A Triplet network framework based automatic assessment of simulation quality for respiratory droplet propagation

Abstract

Respiratory droplet propagation has been extensively explored with simulation and experimental methods. However, there still exists a huge gap between these methods, making automatic assessment of simulation quality quantitatively being a challenge. To address above problem, in this work, a triplet neural network framework with multi-scale CNN-BiLSTM network is developed. Firstly, Conditional Variational Auto-Encoder (CVAE) is utilized to generate multi-view simulations. Secondly, YOLOv3 is adopted to extract droplet regions of real image and simulation results. Then, a multi-scale CNN-BiLSTM network with attentive temporal pooling is designed to extract and aggregate temporal information across consecutive frames. Finally, all above networks are constructed into a triplet structure with triplet loss, and a regularization constraint being denoted as reconstruction term and prediction term is proposed.

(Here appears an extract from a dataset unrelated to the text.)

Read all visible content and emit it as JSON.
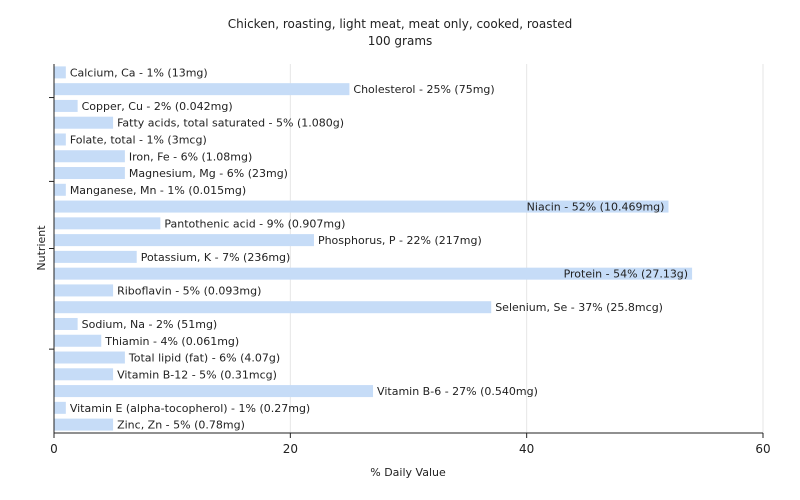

To demonstrate the performance of our approach, a new dataset is established including real sequences of cough droplets and simulation results. We validate the effectiveness and feasibility of our proposed framework using our dataset and two benchmarks, the PSB dataset and the ETH dataset, for 3D object retrieval. Our approach outperforms state-of-the-arts on our dataset and achieves comparative performance on PSB and ETH for 3D object retrieval, given quantitative quality assessment of simulation for droplet respiratory propagation automatically.